Fully automated Batch sequence assembly. Batch contig assembly from DNA sequence files

BATCH SEQUENCE ASSEMBLY

BY NAME PATTERN

In order to assemble samples at batch, DNA Baser needs to detect which files should be assembled together. Therefore, your samples must be named in a recognizable pattern based on their membership to a contig. In Batch Assembly Parameters tab (see figure below), you can define the characteristics of your name pattern.

How to use it?

Example 1a:

Let's suppose we have a set consisting of two files:

EColli7F.SCF
EColli7R.SCF

The characters that are common (invariables) for both files are "EColli7", while the character that variates is "F" and "R".

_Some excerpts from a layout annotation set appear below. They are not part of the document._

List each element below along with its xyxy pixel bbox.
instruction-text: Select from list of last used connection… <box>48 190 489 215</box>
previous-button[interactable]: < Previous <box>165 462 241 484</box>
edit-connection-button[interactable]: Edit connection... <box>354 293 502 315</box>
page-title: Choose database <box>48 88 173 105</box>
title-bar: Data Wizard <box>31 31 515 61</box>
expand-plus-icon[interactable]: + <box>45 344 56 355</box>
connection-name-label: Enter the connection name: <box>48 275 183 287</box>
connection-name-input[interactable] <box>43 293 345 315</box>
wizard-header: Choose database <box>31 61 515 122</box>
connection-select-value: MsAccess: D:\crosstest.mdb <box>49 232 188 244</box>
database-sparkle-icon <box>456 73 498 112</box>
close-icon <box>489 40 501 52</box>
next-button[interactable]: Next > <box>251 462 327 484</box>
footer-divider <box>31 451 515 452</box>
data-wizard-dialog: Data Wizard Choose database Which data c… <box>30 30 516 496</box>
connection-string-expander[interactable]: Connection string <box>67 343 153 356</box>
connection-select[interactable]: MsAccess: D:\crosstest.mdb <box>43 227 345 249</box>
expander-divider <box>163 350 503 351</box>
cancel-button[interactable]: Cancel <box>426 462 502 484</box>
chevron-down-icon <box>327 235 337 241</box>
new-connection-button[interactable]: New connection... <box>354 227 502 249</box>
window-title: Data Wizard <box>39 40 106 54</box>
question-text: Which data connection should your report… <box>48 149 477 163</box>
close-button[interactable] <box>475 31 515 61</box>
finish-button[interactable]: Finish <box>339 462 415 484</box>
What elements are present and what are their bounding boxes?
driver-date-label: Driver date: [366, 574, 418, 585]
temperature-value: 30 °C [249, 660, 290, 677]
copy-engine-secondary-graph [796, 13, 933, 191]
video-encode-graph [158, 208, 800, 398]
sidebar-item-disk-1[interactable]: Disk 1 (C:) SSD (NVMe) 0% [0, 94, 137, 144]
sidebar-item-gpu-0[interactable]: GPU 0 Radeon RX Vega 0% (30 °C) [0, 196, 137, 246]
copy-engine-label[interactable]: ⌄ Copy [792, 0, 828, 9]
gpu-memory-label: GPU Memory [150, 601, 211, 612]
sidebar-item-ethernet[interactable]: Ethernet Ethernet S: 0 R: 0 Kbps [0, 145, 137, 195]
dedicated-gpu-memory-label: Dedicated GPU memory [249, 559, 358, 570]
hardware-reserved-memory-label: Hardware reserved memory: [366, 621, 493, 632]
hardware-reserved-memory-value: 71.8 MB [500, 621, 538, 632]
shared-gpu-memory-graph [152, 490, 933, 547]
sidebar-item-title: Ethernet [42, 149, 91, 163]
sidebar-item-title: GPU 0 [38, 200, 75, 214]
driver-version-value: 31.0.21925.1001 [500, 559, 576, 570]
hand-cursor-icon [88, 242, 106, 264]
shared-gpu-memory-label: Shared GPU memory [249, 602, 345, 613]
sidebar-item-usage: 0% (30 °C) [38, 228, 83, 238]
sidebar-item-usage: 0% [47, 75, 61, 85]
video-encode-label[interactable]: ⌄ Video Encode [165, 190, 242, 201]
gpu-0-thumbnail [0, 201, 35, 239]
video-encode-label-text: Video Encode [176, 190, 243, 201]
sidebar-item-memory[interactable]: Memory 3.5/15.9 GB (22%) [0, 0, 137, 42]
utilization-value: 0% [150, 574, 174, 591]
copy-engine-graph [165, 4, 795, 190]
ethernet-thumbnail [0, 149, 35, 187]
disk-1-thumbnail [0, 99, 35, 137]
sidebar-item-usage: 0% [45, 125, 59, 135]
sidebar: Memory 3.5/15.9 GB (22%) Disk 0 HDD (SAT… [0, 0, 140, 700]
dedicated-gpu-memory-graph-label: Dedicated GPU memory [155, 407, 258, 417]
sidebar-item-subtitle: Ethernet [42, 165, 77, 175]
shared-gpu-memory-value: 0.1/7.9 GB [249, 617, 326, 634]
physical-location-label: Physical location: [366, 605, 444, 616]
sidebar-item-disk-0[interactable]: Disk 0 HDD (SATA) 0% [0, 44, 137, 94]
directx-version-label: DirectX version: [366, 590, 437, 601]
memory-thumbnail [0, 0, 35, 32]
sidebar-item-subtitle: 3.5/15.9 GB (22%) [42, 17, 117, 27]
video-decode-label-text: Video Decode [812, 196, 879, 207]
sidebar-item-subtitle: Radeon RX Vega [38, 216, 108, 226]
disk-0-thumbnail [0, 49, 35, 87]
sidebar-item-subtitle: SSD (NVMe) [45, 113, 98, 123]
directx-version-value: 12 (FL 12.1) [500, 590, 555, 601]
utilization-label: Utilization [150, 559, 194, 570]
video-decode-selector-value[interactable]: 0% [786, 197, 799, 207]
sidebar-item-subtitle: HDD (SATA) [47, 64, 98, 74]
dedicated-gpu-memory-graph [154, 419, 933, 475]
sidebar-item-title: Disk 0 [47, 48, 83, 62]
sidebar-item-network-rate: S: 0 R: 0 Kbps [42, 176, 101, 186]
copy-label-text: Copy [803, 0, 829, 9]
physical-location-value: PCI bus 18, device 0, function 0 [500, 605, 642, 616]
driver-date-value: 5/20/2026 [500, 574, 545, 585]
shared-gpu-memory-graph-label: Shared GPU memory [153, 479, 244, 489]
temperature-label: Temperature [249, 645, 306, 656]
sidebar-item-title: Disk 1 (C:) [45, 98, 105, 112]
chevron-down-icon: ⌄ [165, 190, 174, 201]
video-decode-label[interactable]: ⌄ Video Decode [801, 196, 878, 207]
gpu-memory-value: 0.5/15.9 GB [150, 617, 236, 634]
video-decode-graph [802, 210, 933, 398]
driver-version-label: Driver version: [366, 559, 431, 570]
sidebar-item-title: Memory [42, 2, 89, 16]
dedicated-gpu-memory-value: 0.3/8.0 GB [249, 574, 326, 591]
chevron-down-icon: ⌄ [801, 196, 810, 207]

Therefore, we use the mouse to select the invariable part: EColli7. Now the program will know that EColli7F and EColli7R belong to the same contig.

Example 1b:

Let's suppose we have two sets. Each set has two files:

Set1:

CMO_272_K14.scf
CMO_272_M14.scf

Set2:

CMO_272_K16.scf
CMO_272_M16.scf

We see that the first set has an invariable part: 14. The second set has also an invariable part: 16.
We use the mouse to select those two characters that are invariable (the program will show only the first sequence from your Job List):

batch dna sequence assembly by file name pattern

Example 2 (using separator):

Let''s suppose we have a set consisting of two files with variable name length:

30_00A.ABI
440_00A.ABI

The first part of the name does not follow a pattern so it is useless. However, the characters after the underscore ("00A") are common (invariables) for both files

Therefore, enter the underscore in the 'Separator' box and tell the program that 'The second part of the name is invariable'.

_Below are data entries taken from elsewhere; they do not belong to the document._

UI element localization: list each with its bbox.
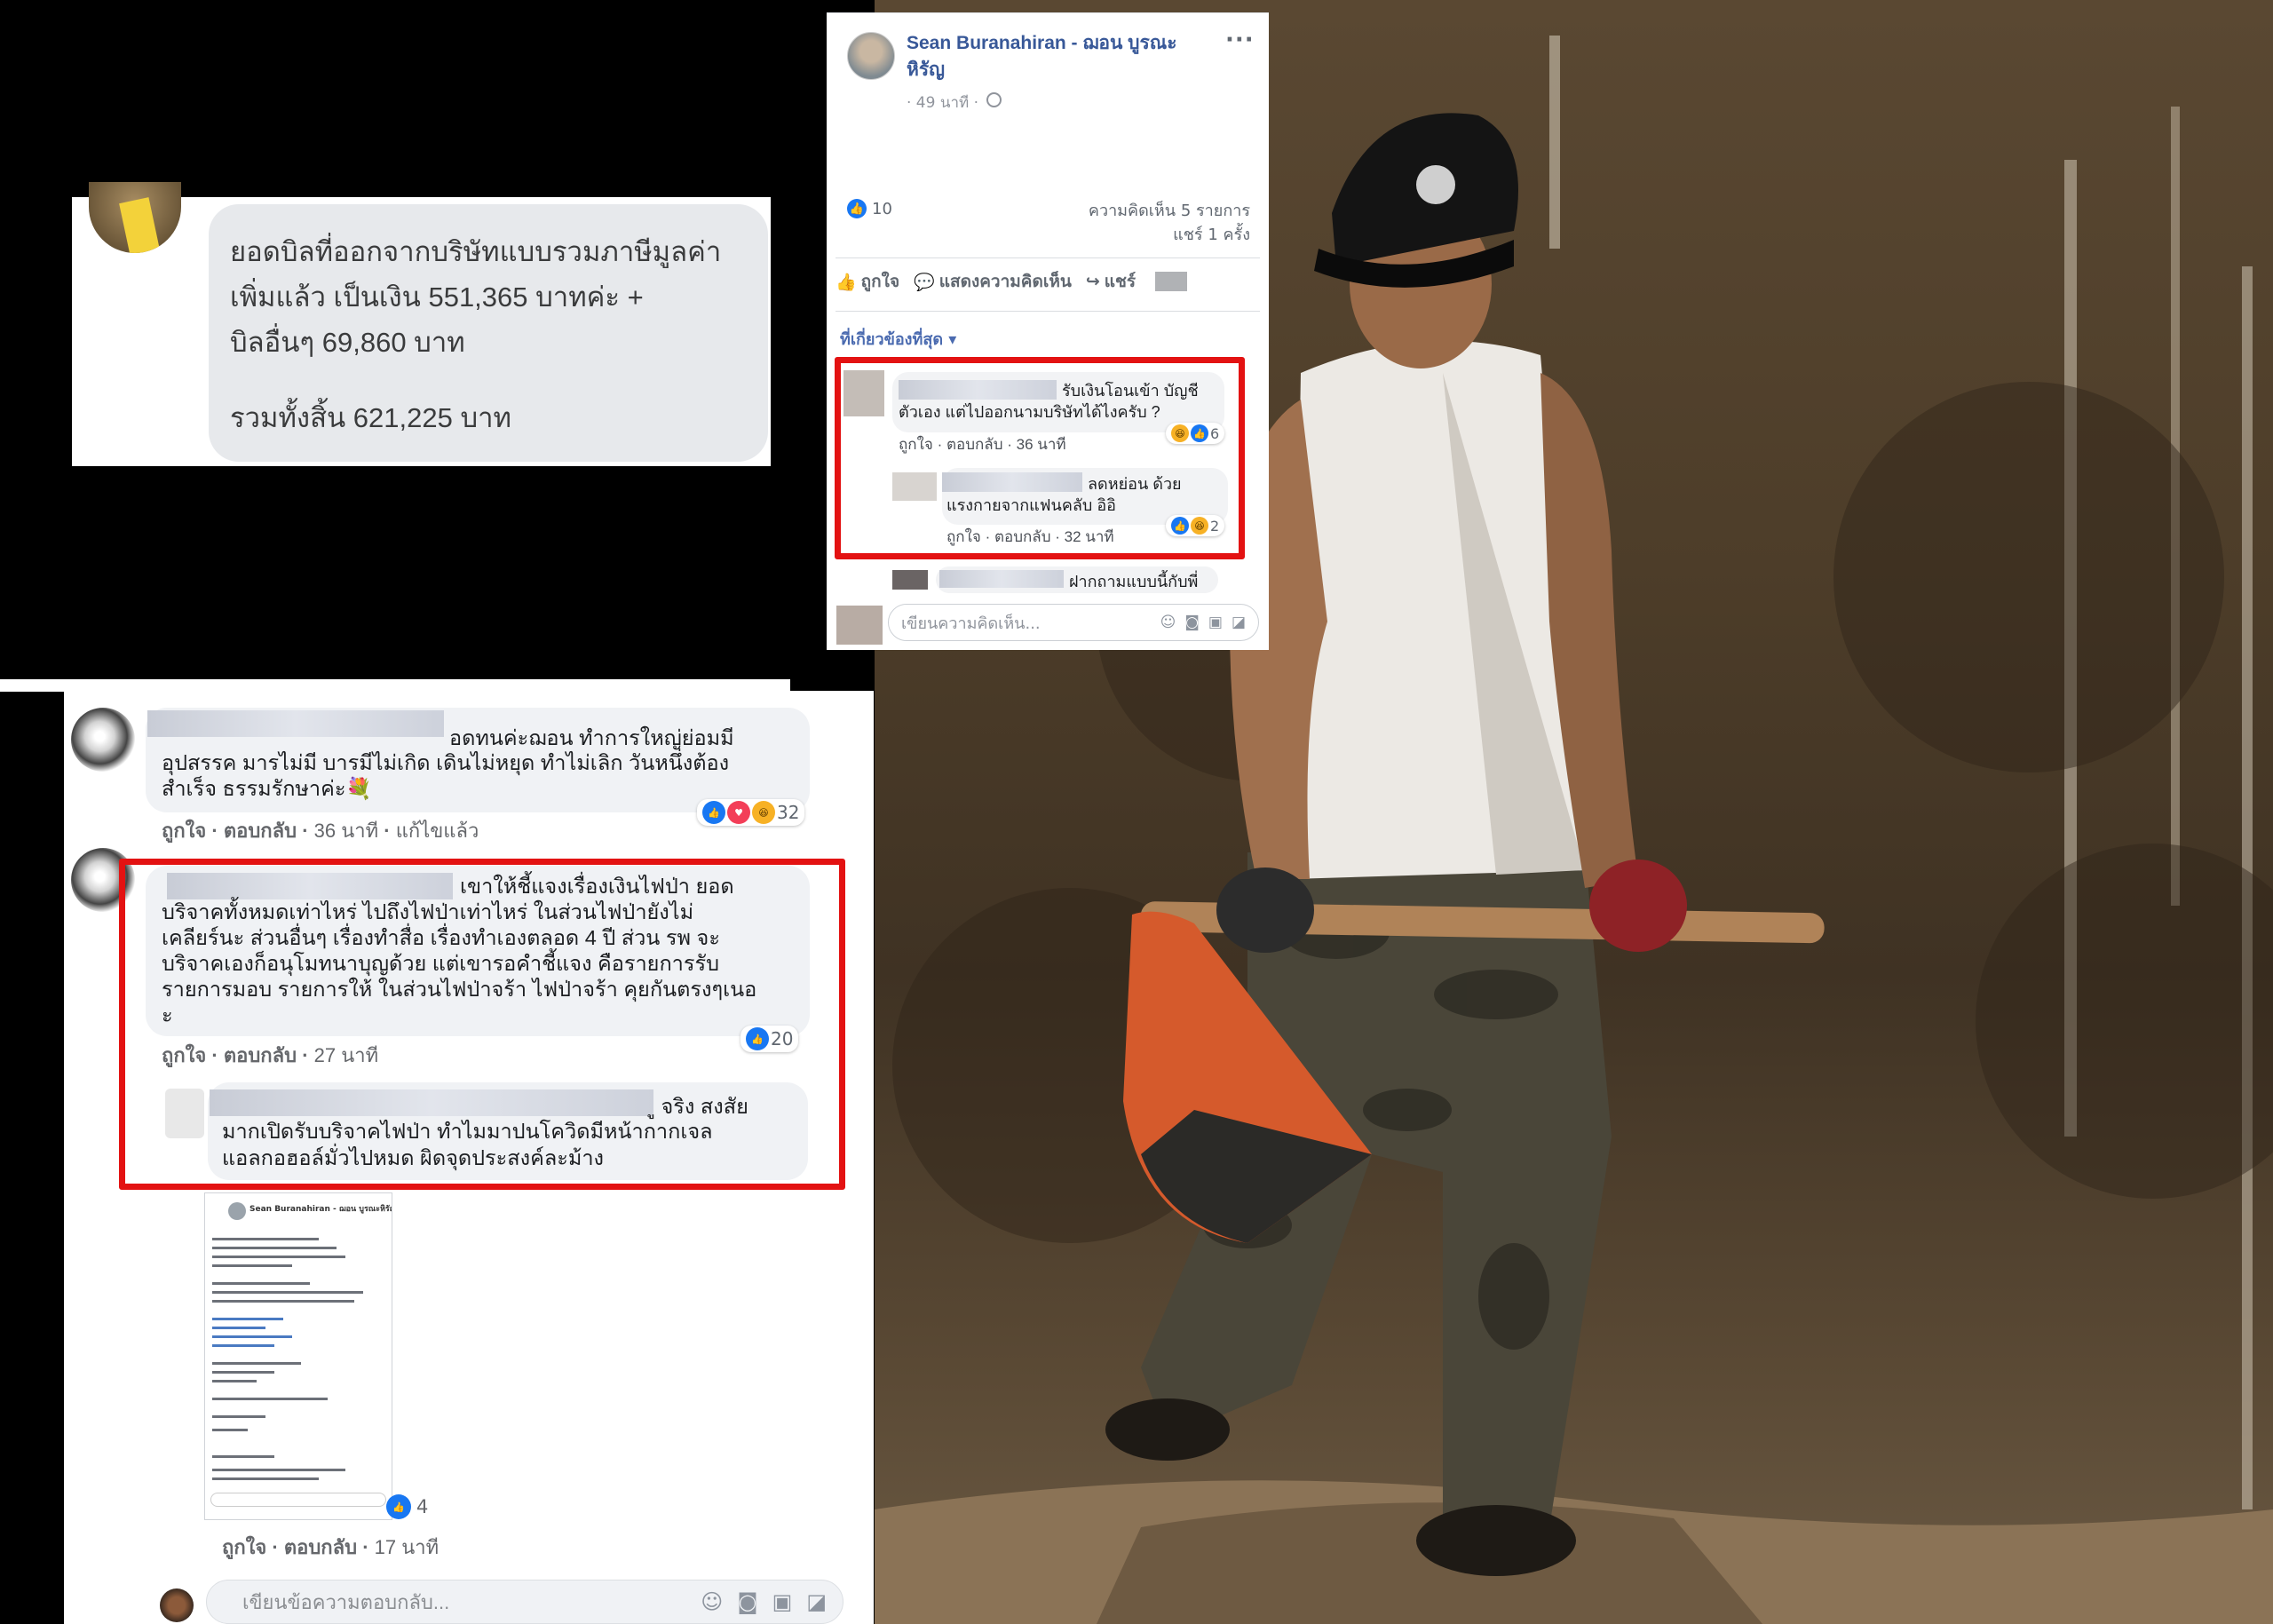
highlight-box (119, 859, 845, 1190)
mini-input (210, 1493, 386, 1507)
emoji-icon[interactable]: ☺ (1160, 614, 1176, 631)
comment-edited[interactable]: แก้ไขแล้ว (396, 820, 479, 842)
gif-icon[interactable]: ▣ (1208, 614, 1223, 631)
like-button-label: ถูกใจ (860, 272, 900, 291)
camera-icon[interactable]: ◙ (737, 1589, 757, 1614)
divider (836, 311, 1260, 312)
comment-text: อดทนค่ะฌอน ทำการใหญ่ย่อมมี (449, 726, 734, 749)
comment-meta: ถูกใจ · ตอบกลับ · 17 นาที (222, 1536, 440, 1558)
comment-reply-link[interactable]: ตอบกลับ (284, 1536, 357, 1558)
post-reactions[interactable]: 👍 10 (847, 199, 892, 218)
comment-input-placeholder: เขียนความคิดเห็น... (901, 614, 1041, 633)
sticker-icon[interactable]: ◪ (1232, 614, 1246, 631)
like-icon: 👍 (386, 1494, 411, 1519)
mini-author: Sean Buranahiran - ฌอน บูรณะหิรัญ (249, 1205, 392, 1214)
comment-meta: ถูกใจ · ตอบกลับ · 36 นาที · แก้ไขแล้ว (162, 820, 479, 842)
comment-like-link[interactable]: ถูกใจ (162, 820, 206, 842)
post-stats: ความคิดเห็น 5 รายการ แชร์ 1 ครั้ง (1012, 199, 1250, 247)
comment-text: สำเร็จ ธรรมรักษาค่ะ💐 (162, 777, 372, 800)
chat-line: ยอดบิลที่ออกจากบริษัทแบบรวมภาษีมูลค่า (230, 236, 722, 267)
comment-input[interactable]: เขียนความคิดเห็น... ☺ ◙ ▣ ◪ (888, 604, 1259, 641)
share-icon: ↪ (1085, 272, 1100, 291)
comment-avatar[interactable] (892, 570, 928, 590)
divider (836, 257, 1260, 258)
haha-icon: 😆 (752, 801, 775, 824)
more-options-icon[interactable]: ··· (1225, 27, 1255, 53)
shares-count[interactable]: แชร์ 1 ครั้ง (1012, 223, 1250, 247)
comment-reactions[interactable]: 👍 ♥ 😆 32 (697, 799, 805, 826)
like-button[interactable]: 👍 ถูกใจ (836, 268, 899, 295)
commenter-avatar[interactable] (71, 708, 135, 772)
comment-reply-link[interactable]: ตอบกลับ (224, 820, 297, 842)
card-top-strip (0, 679, 790, 692)
reaction-count: 4 (416, 1496, 429, 1517)
post-author-name[interactable]: Sean Buranahiran - ฌอน บูรณะหิรัญ (907, 30, 1208, 83)
attached-screenshot[interactable]: Sean Buranahiran - ฌอน บูรณะหิรัญ (204, 1192, 392, 1520)
love-icon: ♥ (727, 801, 750, 824)
comment-text: อุปสรรค มารไม่มี บารมีไม่เกิด เดินไม่หยุ… (162, 751, 730, 774)
blurred-commenter-name (147, 710, 444, 737)
post-timestamp[interactable]: · 49 นาที · (907, 91, 978, 115)
share-button[interactable]: ↪ แชร์ (1086, 268, 1136, 295)
comment-like-link[interactable]: ถูกใจ (222, 1536, 266, 1558)
current-user-avatar (160, 1588, 194, 1622)
post-author-avatar[interactable] (847, 32, 895, 80)
comment-time[interactable]: 17 นาที (375, 1536, 439, 1558)
post-action-bar: 👍 ถูกใจ 💬 แสดงความคิดเห็น ↪ แชร์ (836, 268, 1260, 295)
like-icon: 👍 (847, 199, 867, 218)
camera-icon[interactable]: ◙ (1184, 614, 1200, 631)
page-selector-avatar[interactable] (1155, 272, 1188, 291)
highlight-box (835, 357, 1245, 559)
comment-time[interactable]: 36 นาที (314, 820, 378, 842)
share-button-label: แชร์ (1104, 272, 1136, 291)
sticker-icon[interactable]: ◪ (806, 1589, 827, 1614)
sort-comments-dropdown[interactable]: ที่เกี่ยวข้องที่สุด ▾ (840, 326, 956, 352)
reply-input-placeholder: เขียนข้อความตอบกลับ... (242, 1590, 450, 1613)
chat-line: เพิ่มแล้ว เป็นเงิน 551,365 บาทค่ะ + (230, 281, 644, 313)
gif-icon[interactable]: ▣ (772, 1589, 793, 1614)
current-user-avatar (836, 606, 883, 645)
globe-icon (986, 92, 1002, 107)
reaction-count: 32 (777, 802, 800, 823)
reply-input[interactable]: เขียนข้อความตอบกลับ... ☺ ◙ ▣ ◪ (206, 1580, 843, 1624)
comment-reactions[interactable]: 👍 4 (386, 1494, 428, 1519)
chat-total: รวมทั้งสิ้น 621,225 บาท (230, 402, 511, 433)
chat-line: บิลอื่นๆ 69,860 บาท (230, 327, 465, 358)
comment-button-label: แสดงความคิดเห็น (939, 272, 1072, 291)
chat-bubble: ยอดบิลที่ออกจากบริษัทแบบรวมภาษีมูลค่า เพ… (209, 204, 768, 462)
comment-button[interactable]: 💬 แสดงความคิดเห็น (914, 268, 1072, 295)
comment-icon: 💬 (914, 272, 935, 292)
comment-text: ฝากถามแบบนี้กับพี่ (1069, 573, 1199, 590)
blurred-commenter-name (939, 570, 1064, 588)
like-count: 10 (872, 199, 892, 218)
comments-count[interactable]: ความคิดเห็น 5 รายการ (1012, 199, 1250, 223)
like-icon: 👍 (702, 801, 725, 824)
thumbs-up-icon: 👍 (836, 272, 857, 292)
emoji-icon[interactable]: ☺ (701, 1589, 723, 1614)
mini-avatar (228, 1202, 246, 1220)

dna sequence assembly by file name pattern

TUTORIAL

Assemble thousands of samples in minutes!

Scenario

You have a clone library of 500 sequences and you use two primers (Forward and Reverse) to sequence each clone. At the end of sequencing process, you will have a folder with 1000 sequences, which need to be assembled in 500 contigs. It would be rather tedious to assemble a contig at a time. However, DNA Baser is the only software that allows you to assemble all sequences in one-step. The prerequisite is that the sequences that belong to the same contig are:

a. Named after a pattern

b. Placed in a separate folder (in this case see Batch sequence assembly by sub-folders)

Let's start

Start DNA Baser. The Project Manager should open by default. Prepare DNA Baser for sequence assembly (you need to perform this step only once).

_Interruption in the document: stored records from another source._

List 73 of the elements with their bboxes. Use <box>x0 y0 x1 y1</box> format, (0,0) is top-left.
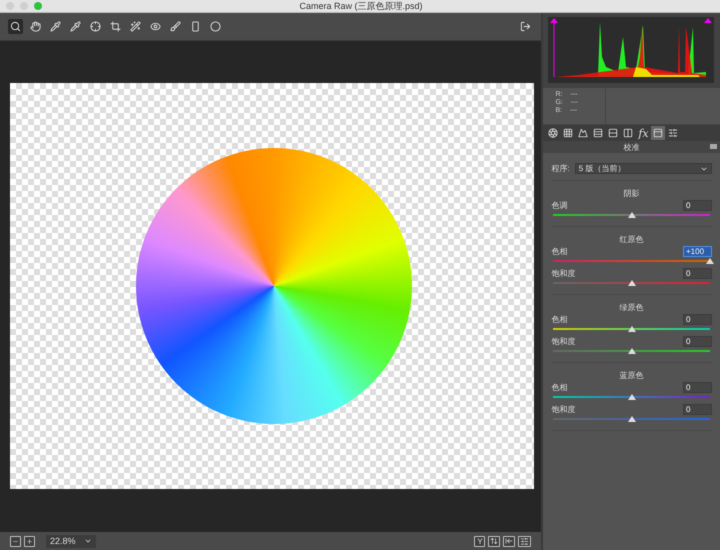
slider-label: 色相 <box>551 314 568 325</box>
slider-thumb[interactable] <box>628 212 636 218</box>
mountain-icon <box>578 128 588 138</box>
hand-icon <box>30 21 41 32</box>
slider-label: 饱和度 <box>551 336 576 347</box>
value-field[interactable]: 0 <box>683 336 712 347</box>
slider-thumb[interactable] <box>628 326 636 332</box>
panel-tab[interactable] <box>546 126 560 140</box>
eyedropper-icon <box>70 21 81 32</box>
zoom-dropdown[interactable]: 22.8% <box>46 534 96 548</box>
view-button[interactable] <box>488 536 500 546</box>
panel-tab[interactable]: fx <box>636 126 650 140</box>
exit-icon <box>520 21 532 32</box>
brush-icon <box>170 21 181 32</box>
tool-button[interactable] <box>48 19 63 34</box>
section-title: 阴影 <box>624 188 640 199</box>
panel-tab[interactable] <box>576 126 590 140</box>
ellipse-icon <box>210 21 221 32</box>
split-rows-icon <box>608 128 618 138</box>
tool-button[interactable] <box>88 19 103 34</box>
value-field[interactable]: 0 <box>683 200 712 211</box>
view-button[interactable] <box>518 536 532 546</box>
value-field[interactable]: 0 <box>683 314 712 325</box>
panel-icon <box>653 128 664 138</box>
section-title: 蓝原色 <box>620 370 644 381</box>
zoom-in-button[interactable] <box>24 536 35 546</box>
process-label: 程序: <box>551 163 570 174</box>
eyedropper-icon <box>50 21 61 32</box>
arrow-left-icon <box>505 537 514 545</box>
rectangle-icon <box>190 21 201 32</box>
panel-tab[interactable] <box>651 126 666 140</box>
wand-icon <box>130 21 141 32</box>
value-field[interactable]: 0 <box>683 268 712 279</box>
zoom-out-button[interactable] <box>10 536 21 546</box>
settings-icon <box>520 536 530 546</box>
aperture-icon <box>548 128 558 138</box>
swap-icon <box>490 537 498 545</box>
search-icon <box>10 21 21 32</box>
crop-icon <box>110 21 121 32</box>
rows-icon <box>593 128 604 138</box>
window-title: Camera Raw (三原色原理.psd) <box>299 0 424 12</box>
tool-button[interactable] <box>208 19 223 34</box>
slider-label: 饱和度 <box>551 268 576 279</box>
chevron-down-icon <box>84 537 92 545</box>
slider-thumb[interactable] <box>628 416 636 422</box>
sliders-icon <box>668 128 678 138</box>
tool-button[interactable] <box>28 19 43 34</box>
tool-button[interactable] <box>128 19 143 34</box>
panel-title: 校准 <box>624 142 640 152</box>
value-field[interactable]: 0 <box>683 382 712 393</box>
tool-button[interactable] <box>68 19 83 34</box>
eye-icon <box>150 21 161 32</box>
columns-icon <box>623 128 634 138</box>
tool-button[interactable] <box>8 19 23 34</box>
slider-thumb[interactable] <box>628 348 636 354</box>
grid-icon <box>563 128 574 138</box>
value-field[interactable]: 0 <box>683 404 712 415</box>
plus-icon <box>26 538 33 544</box>
slider-label: 饱和度 <box>551 404 576 415</box>
slider-label: 色相 <box>551 246 568 257</box>
tool-button[interactable] <box>108 19 123 34</box>
section-title: 绿原色 <box>620 302 644 313</box>
slider-thumb[interactable] <box>628 280 636 286</box>
slider-thumb[interactable] <box>628 394 636 400</box>
process-dropdown[interactable]: 5 版（当前） <box>574 163 712 174</box>
tool-button[interactable] <box>168 19 183 34</box>
slider-label: 色调 <box>551 200 568 211</box>
slider-label: 色相 <box>551 382 568 393</box>
value-field[interactable]: +100 <box>683 246 712 257</box>
view-button[interactable] <box>503 536 516 546</box>
crosshair-icon <box>90 21 101 32</box>
view-button[interactable]: Y <box>474 536 486 546</box>
section-title: 红原色 <box>620 234 644 245</box>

Select the samples to be assembled

Add all samples that you want to assemble into the JOB LIST.

Set the name pattern

DNA Baser detects the pairs of samples based on the name of the sequences. Please visit this page to see how you should set the pattern.

Start the assembly

To start the assembly, just press the START BATCH ASSEMBLY button. DNA Baser will detect the samples belonging to the same contig and assemble them. Don't leave the computer. DNA Baser will finish before you have the time to drink your coffee.

Job complete!

During the batch assembly process, a detailed log is generated. It contains information about each individual assembling process, a batch job summary, the list of parameters used for assembling, quality of each assembly job and many many other statistics.

During batch assembly, DNA Baser creates the following folders (located in current folder):

Output

This is the folder were the new created contigs are saved. Each contig will be save in an individual FASTA or SEQ file. Each file is named with the prefix "contig" and a suffix indicating the invariable part of the original sample file. For example if the input files for a contig were E10B082TF.scf and E10B082TR.scf, the contig will be named "Contig - E10B081T".

For your commodity, DNA Sequence Assembler will also save all contigs together, in a single multiFasta file. Its file name derives from the name of the current folder.

Unassembled

Samples that cannot be assembled to contigs will be moved/copied (depending on user settings defined in Project Options) in this folder. You may want to relax the assembling parameters and try again to assemble the files in this folder.

Unpaired

Samples that have no pairs will be moved/copied in this folder.